I had the pleasure of reading a tale in a new series of fables for grown-ups called Tales by Trees. They are a Finnish book series that is launching in English. Each one is short, more extra-long story than novella. There are lovely illustrations too.
The story I read, The Carpenter, is a bittersweet story about a gifted carpenter who becomes the emperor’s master of all things wood. He makes cabinets and decorations and whatever the emperor desires. His work is so beautiful people come from across the empire to see it.
One evening his children are playing on the floor and his daughter kills an ant that was carrying a large leaf back to its home. The carpenter’s son scolds his sister telling her, “You shouldn’t break anything you don’t know how to build.” This gives the carpenter pause. Back at work the next day, his heart is no longer in it and eventually the beauty and art of his craftsmanship begin to fade.
The emperor decides the carpenter must be burnt out, after all, he has only ever had the chance to create what he has been told. So he tells the carpenter that he can take his time and create something for himself. He can have as long as he wants. The carpenter agrees on the proviso that the emperor cannot see his creation until it is complete.

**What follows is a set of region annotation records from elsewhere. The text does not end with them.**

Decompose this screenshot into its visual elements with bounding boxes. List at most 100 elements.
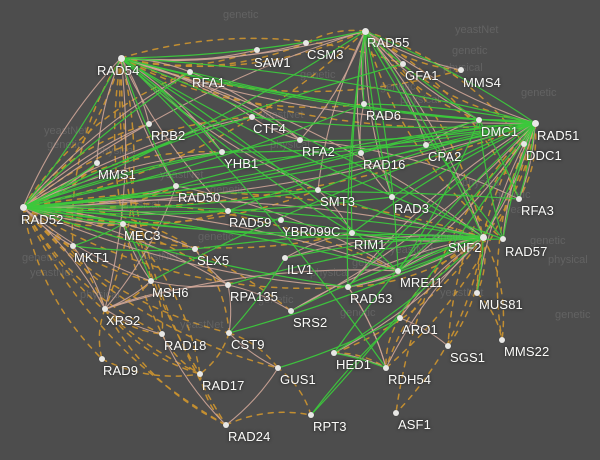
node-dot-icon[interactable] — [445, 343, 451, 349]
node-dot-icon[interactable] — [361, 101, 367, 107]
graph-edge — [299, 122, 536, 142]
node-dot-icon[interactable] — [278, 217, 284, 223]
graph-edge — [290, 236, 484, 312]
graph-edge — [391, 122, 536, 198]
node-label: RAD3 — [394, 201, 430, 216]
node-dot-icon[interactable] — [500, 236, 506, 242]
node-label: CTF4 — [253, 121, 286, 136]
node-dot-icon[interactable] — [159, 331, 165, 337]
node-dot-icon[interactable] — [102, 306, 108, 312]
background-watermark-text: genetic — [530, 235, 566, 247]
node-dot-icon[interactable] — [521, 141, 527, 147]
node-dot-icon[interactable] — [383, 365, 389, 371]
graph-edge — [310, 317, 401, 416]
background-watermark-text: yeastNet — [30, 267, 74, 279]
background-watermark-text: physical — [548, 254, 588, 266]
node-dot-icon[interactable] — [288, 308, 294, 314]
graph-edge — [333, 236, 484, 354]
graph-edge — [317, 189, 484, 238]
background-watermark-text: yeastNet — [160, 169, 204, 181]
background-watermark-text: yeastNet — [44, 125, 88, 137]
node-dot-icon[interactable] — [120, 221, 126, 227]
node-dot-icon[interactable] — [361, 27, 369, 35]
node-dot-icon[interactable] — [308, 412, 314, 418]
node-dot-icon[interactable] — [389, 194, 395, 200]
node-label: RAD24 — [228, 429, 271, 444]
node-dot-icon[interactable] — [423, 142, 429, 148]
node-dot-icon[interactable] — [358, 150, 364, 156]
graph-edge — [72, 245, 106, 310]
graph-edge — [221, 122, 536, 153]
node-dot-icon[interactable] — [225, 208, 231, 214]
node-dot-icon[interactable] — [192, 246, 198, 252]
node-dot-icon[interactable] — [397, 315, 403, 321]
node-dot-icon[interactable] — [254, 47, 260, 53]
node-dot-icon[interactable] — [117, 54, 125, 62]
node-dot-icon[interactable] — [458, 67, 464, 73]
node-dot-icon[interactable] — [223, 422, 229, 428]
node-dot-icon[interactable] — [275, 365, 281, 371]
graph-edge — [150, 280, 229, 288]
node-dot-icon[interactable] — [197, 371, 203, 377]
node-dot-icon[interactable] — [226, 330, 232, 336]
node-dot-icon[interactable] — [345, 284, 351, 290]
node-dot-icon[interactable] — [393, 410, 399, 416]
node-dot-icon[interactable] — [19, 203, 27, 211]
node-dot-icon[interactable] — [146, 121, 152, 127]
node-dot-icon[interactable] — [349, 230, 355, 236]
graph-edge — [22, 206, 124, 225]
node-label: RFA1 — [192, 75, 225, 90]
node-label: RAD55 — [367, 35, 410, 50]
node-dot-icon[interactable] — [315, 187, 321, 193]
node-dot-icon[interactable] — [225, 282, 231, 288]
node-label: RAD16 — [363, 157, 406, 172]
graph-edge — [22, 206, 349, 290]
node-dot-icon[interactable] — [99, 356, 105, 362]
node-dot-icon[interactable] — [282, 255, 288, 261]
node-dot-icon[interactable] — [479, 233, 487, 241]
node-dot-icon[interactable] — [187, 69, 193, 75]
node-dot-icon[interactable] — [70, 243, 76, 249]
background-watermark-text: genetic — [521, 87, 557, 99]
graph-edge — [22, 201, 399, 272]
node-label: MSH6 — [152, 285, 189, 300]
graph-edge — [199, 332, 230, 375]
graph-edge — [364, 30, 480, 121]
node-label: RAD9 — [103, 363, 139, 378]
node-label: HED1 — [336, 357, 372, 372]
node-label: RAD57 — [505, 244, 548, 259]
graph-edge — [104, 284, 229, 310]
graph-edge — [22, 206, 106, 310]
graph-edge — [22, 151, 223, 208]
node-dot-icon[interactable] — [331, 350, 337, 356]
node-dot-icon[interactable] — [499, 337, 505, 343]
node-dot-icon[interactable] — [400, 61, 406, 67]
node-dot-icon[interactable] — [249, 114, 255, 120]
background-watermark-text: yeastNet — [135, 251, 179, 263]
node-dot-icon[interactable] — [474, 290, 480, 296]
node-dot-icon[interactable] — [516, 196, 522, 202]
graph-edge — [120, 57, 387, 369]
node-label: RFA2 — [302, 144, 335, 159]
node-dot-icon[interactable] — [531, 119, 539, 127]
node-dot-icon[interactable] — [303, 40, 309, 46]
node-dot-icon[interactable] — [297, 137, 303, 143]
node-dot-icon[interactable] — [395, 268, 401, 274]
graph-edge — [120, 37, 404, 65]
graph-edge — [22, 206, 106, 310]
graph-edge — [227, 236, 484, 286]
node-label: SLX5 — [197, 253, 230, 268]
graph-edge — [22, 205, 484, 238]
background-watermark-text: yeastNet — [180, 319, 224, 331]
background-watermark-text: genetic — [198, 231, 234, 243]
graph-edge — [120, 30, 366, 59]
node-label: SNF2 — [448, 240, 482, 255]
node-dot-icon[interactable] — [148, 278, 154, 284]
node-dot-icon[interactable] — [94, 160, 100, 166]
graph-edge — [22, 189, 319, 209]
node-dot-icon[interactable] — [476, 117, 482, 123]
node-dot-icon[interactable] — [173, 183, 179, 189]
node-label: RFA3 — [521, 203, 554, 218]
node-dot-icon[interactable] — [219, 149, 225, 155]
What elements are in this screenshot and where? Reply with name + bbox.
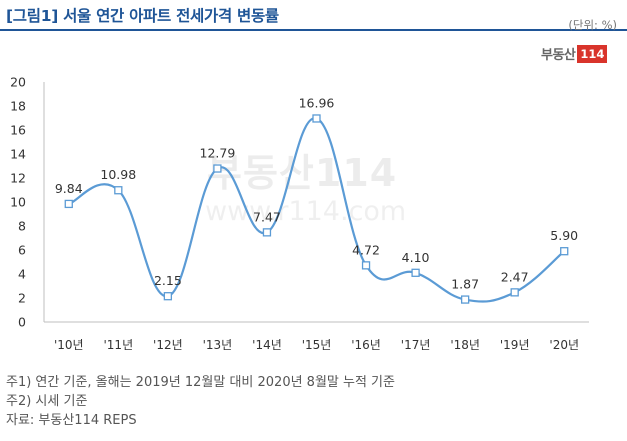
x-tick-label: '15년 — [302, 338, 332, 352]
x-tick-label: '13년 — [203, 338, 233, 352]
x-axis: '10년 '11년 '12년 '13년 '14년 '15년 '16년 '17년 '18년 '19년… — [44, 321, 589, 352]
x-tick-label: '17년 — [401, 338, 431, 352]
y-tick-label: 6 — [18, 243, 26, 258]
data-point — [114, 186, 123, 195]
watermark-url: www.r114.com — [205, 196, 407, 227]
data-point — [460, 295, 470, 304]
series-line — [68, 117, 565, 303]
data-label: 2.15 — [154, 273, 182, 288]
x-tick-label: '11년 — [104, 338, 134, 352]
source-note: 자료: 부동산114 REPS — [6, 413, 137, 428]
data-point — [411, 268, 420, 277]
y-tick-label: 8 — [18, 219, 26, 234]
title-divider — [0, 29, 627, 31]
data-label: 4.72 — [352, 242, 380, 257]
y-tick-label: 2 — [18, 291, 26, 306]
logo-text: 부동산 — [541, 48, 576, 63]
data-point — [361, 261, 371, 270]
x-tick-label: '20년 — [549, 338, 579, 352]
data-label: 2.47 — [501, 269, 529, 284]
data-labels: 9.84 10.98 2.15 12.79 7.47 16.96 4.72 4.10 1.87 2… — [55, 95, 578, 291]
data-point — [213, 164, 222, 173]
data-label: 12.79 — [200, 146, 236, 161]
data-label: 7.47 — [253, 209, 281, 224]
x-tick-label: '16년 — [351, 338, 381, 352]
brand-logo: 부동산 114 — [541, 44, 608, 63]
logo-badge: 114 — [577, 44, 608, 63]
x-tick-label: '19년 — [500, 338, 530, 352]
x-tick-label: '10년 — [54, 338, 84, 352]
unit-label: (단위: %) — [568, 18, 617, 32]
y-tick-label: 12 — [10, 171, 26, 186]
data-point — [312, 114, 321, 123]
chart-title: [그림1] 서울 연간 아파트 전세가격 변동률 — [6, 7, 279, 25]
y-tick-label: 18 — [10, 99, 26, 114]
footnote-2: 주2) 시세 기준 — [6, 394, 88, 409]
data-label: 4.10 — [402, 250, 430, 265]
data-point — [560, 247, 569, 256]
data-label: 1.87 — [451, 277, 479, 292]
data-point — [510, 288, 519, 297]
y-tick-label: 0 — [18, 315, 26, 330]
data-label: 16.96 — [299, 95, 335, 110]
data-label: 9.84 — [55, 181, 83, 196]
watermark-brand: 부동산114 — [207, 151, 398, 195]
footnote-1: 주1) 연간 기준, 올해는 2019년 12월말 대비 2020년 8월말 누… — [6, 375, 395, 390]
series-markers — [64, 114, 569, 304]
y-tick-label: 4 — [18, 267, 26, 282]
y-tick-label: 10 — [10, 195, 26, 210]
data-point — [64, 199, 73, 209]
data-label: 5.90 — [550, 228, 578, 243]
y-tick-label: 20 — [10, 75, 26, 90]
x-tick-label: '12년 — [153, 338, 183, 352]
data-point — [262, 228, 272, 237]
data-label: 10.98 — [100, 167, 136, 182]
x-tick-label: '14년 — [252, 338, 282, 352]
y-axis: 0 2 4 6 8 10 12 14 16 18 20 — [10, 75, 45, 330]
data-point — [163, 292, 173, 301]
footnotes: 주1) 연간 기준, 올해는 2019년 12월말 대비 2020년 8월말 누… — [6, 373, 395, 430]
y-tick-label: 16 — [10, 123, 26, 138]
y-tick-label: 14 — [10, 147, 26, 162]
x-tick-label: '18년 — [450, 338, 480, 352]
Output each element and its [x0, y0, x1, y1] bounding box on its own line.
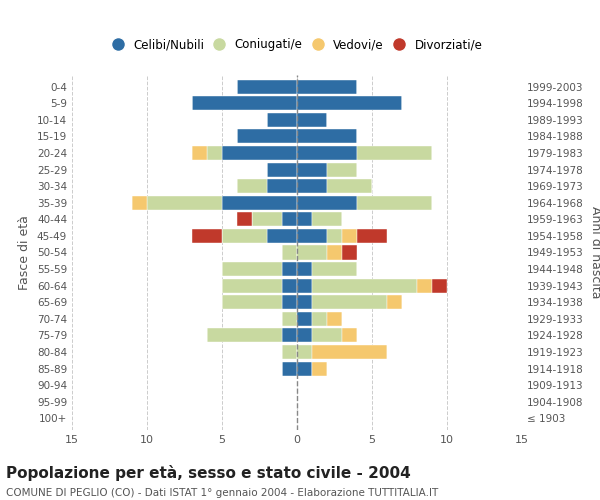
- Legend: Celibi/Nubili, Coniugati/e, Vedovi/e, Divorziati/e: Celibi/Nubili, Coniugati/e, Vedovi/e, Di…: [108, 35, 486, 55]
- Bar: [312, 212, 342, 226]
- Bar: [312, 362, 327, 376]
- Bar: [282, 246, 297, 260]
- Bar: [297, 345, 312, 359]
- Bar: [192, 229, 222, 243]
- Bar: [312, 312, 327, 326]
- Bar: [237, 212, 252, 226]
- Y-axis label: Anni di nascita: Anni di nascita: [589, 206, 600, 298]
- Bar: [357, 196, 432, 210]
- Bar: [297, 212, 312, 226]
- Bar: [282, 312, 297, 326]
- Bar: [327, 162, 357, 176]
- Bar: [147, 196, 222, 210]
- Bar: [132, 196, 147, 210]
- Bar: [297, 196, 357, 210]
- Bar: [282, 345, 297, 359]
- Bar: [282, 212, 297, 226]
- Bar: [282, 295, 297, 310]
- Bar: [282, 362, 297, 376]
- Bar: [327, 246, 342, 260]
- Bar: [297, 229, 327, 243]
- Bar: [312, 262, 357, 276]
- Bar: [222, 262, 282, 276]
- Bar: [327, 179, 372, 193]
- Bar: [192, 96, 297, 110]
- Text: COMUNE DI PEGLIO (CO) - Dati ISTAT 1° gennaio 2004 - Elaborazione TUTTITALIA.IT: COMUNE DI PEGLIO (CO) - Dati ISTAT 1° ge…: [6, 488, 438, 498]
- Bar: [222, 295, 282, 310]
- Bar: [297, 295, 312, 310]
- Bar: [312, 278, 417, 292]
- Bar: [327, 312, 342, 326]
- Bar: [282, 278, 297, 292]
- Bar: [267, 162, 297, 176]
- Bar: [297, 312, 312, 326]
- Bar: [312, 345, 387, 359]
- Bar: [297, 362, 312, 376]
- Bar: [222, 196, 297, 210]
- Bar: [297, 96, 402, 110]
- Bar: [237, 130, 297, 143]
- Bar: [357, 229, 387, 243]
- Bar: [207, 328, 282, 342]
- Bar: [297, 162, 327, 176]
- Bar: [297, 278, 312, 292]
- Bar: [267, 179, 297, 193]
- Bar: [267, 112, 297, 127]
- Bar: [222, 278, 282, 292]
- Bar: [357, 146, 432, 160]
- Bar: [417, 278, 432, 292]
- Bar: [297, 130, 357, 143]
- Bar: [282, 262, 297, 276]
- Bar: [207, 146, 222, 160]
- Bar: [387, 295, 402, 310]
- Bar: [312, 328, 342, 342]
- Bar: [192, 146, 207, 160]
- Bar: [327, 229, 342, 243]
- Bar: [297, 112, 327, 127]
- Bar: [297, 179, 327, 193]
- Bar: [342, 246, 357, 260]
- Bar: [222, 146, 297, 160]
- Y-axis label: Fasce di età: Fasce di età: [19, 215, 31, 290]
- Bar: [432, 278, 447, 292]
- Bar: [282, 328, 297, 342]
- Bar: [297, 246, 327, 260]
- Bar: [222, 229, 267, 243]
- Bar: [267, 229, 297, 243]
- Bar: [297, 80, 357, 94]
- Bar: [252, 212, 282, 226]
- Bar: [297, 328, 312, 342]
- Bar: [312, 295, 387, 310]
- Bar: [297, 262, 312, 276]
- Bar: [237, 179, 267, 193]
- Bar: [342, 229, 357, 243]
- Bar: [237, 80, 297, 94]
- Bar: [342, 328, 357, 342]
- Text: Popolazione per età, sesso e stato civile - 2004: Popolazione per età, sesso e stato civil…: [6, 465, 411, 481]
- Bar: [297, 146, 357, 160]
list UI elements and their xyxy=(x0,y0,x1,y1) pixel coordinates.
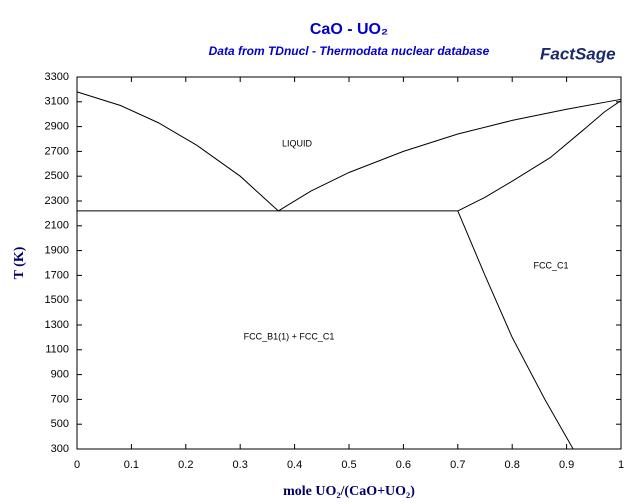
x-axis-label: mole UO₂/(CaO+UO₂) xyxy=(283,484,415,499)
x-tick-label: 0.3 xyxy=(233,459,248,471)
x-tick-label: 0 xyxy=(74,459,80,471)
x-tick-label: 0.6 xyxy=(396,459,411,471)
x-tick-label: 0.2 xyxy=(178,459,193,471)
y-tick-label: 500 xyxy=(51,418,69,430)
phase-boundary xyxy=(76,91,279,212)
y-tick-label: 1700 xyxy=(45,269,69,281)
y-tick-label: 2700 xyxy=(45,145,69,157)
y-tick-label: 700 xyxy=(51,393,69,405)
y-tick-label: 1100 xyxy=(45,344,69,356)
y-tick-label: 2900 xyxy=(45,121,69,133)
x-tick-label: 0.1 xyxy=(124,459,139,471)
x-tick-label: 0.8 xyxy=(505,459,520,471)
x-tick-label: 0.4 xyxy=(287,459,302,471)
x-tick-label: 0.5 xyxy=(341,459,356,471)
y-tick-label: 300 xyxy=(51,443,69,455)
chart-subtitle: Data from TDnucl - Thermodata nuclear da… xyxy=(209,44,490,58)
y-tick-label: 2500 xyxy=(45,170,69,182)
y-tick-label: 3300 xyxy=(45,71,69,83)
y-tick-label: 3100 xyxy=(45,96,69,108)
region-label: FCC_B1(1) + FCC_C1 xyxy=(244,331,335,341)
y-tick-label: 2300 xyxy=(45,195,69,207)
chart-title: CaO - UO₂ xyxy=(310,21,388,38)
y-tick-label: 1900 xyxy=(45,245,69,257)
y-tick-label: 2100 xyxy=(45,220,69,232)
x-tick-label: 0.9 xyxy=(559,459,574,471)
region-label: FCC_C1 xyxy=(533,260,568,270)
x-tick-label: 0.7 xyxy=(450,459,465,471)
phase-boundary xyxy=(278,98,622,212)
y-tick-label: 1500 xyxy=(45,294,69,306)
phase-boundary xyxy=(457,100,622,212)
x-tick-label: 1 xyxy=(618,459,624,471)
logo: FactSage xyxy=(540,44,616,63)
y-tick-label: 1300 xyxy=(45,319,69,331)
region-label: LIQUID xyxy=(282,138,313,148)
phase-boundary xyxy=(457,210,574,450)
y-axis-label: T (K) xyxy=(12,246,27,279)
y-tick-label: 900 xyxy=(51,369,69,381)
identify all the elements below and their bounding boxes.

And so the carpenter closes himself up in his workshop. The years pass. His wife dies and his children grow up, marry and move away. And still the carpenter works. After 30 years the workshop falls silent. The emperor stands outside the door, waiting. After three days there is still no sound. The emperor has his men break down the door. Inside the carpenter is dead at the foot of his his creation.
What the carpenter made is not what the emperor expected. He is furious and has it destroyed and the wood used to fuel the palace fireplaces. As the carpenter’s creation is burning, the emperor dies and does not see the beautiful miracle that happens.
I will not tell you what the carpenter made nor what the miracle was. It is all connected back to what his son said at the beginning. It is a wonderful story well-told and I enjoyed it very much. If this is any indication of what the series is like, they will all be good reading.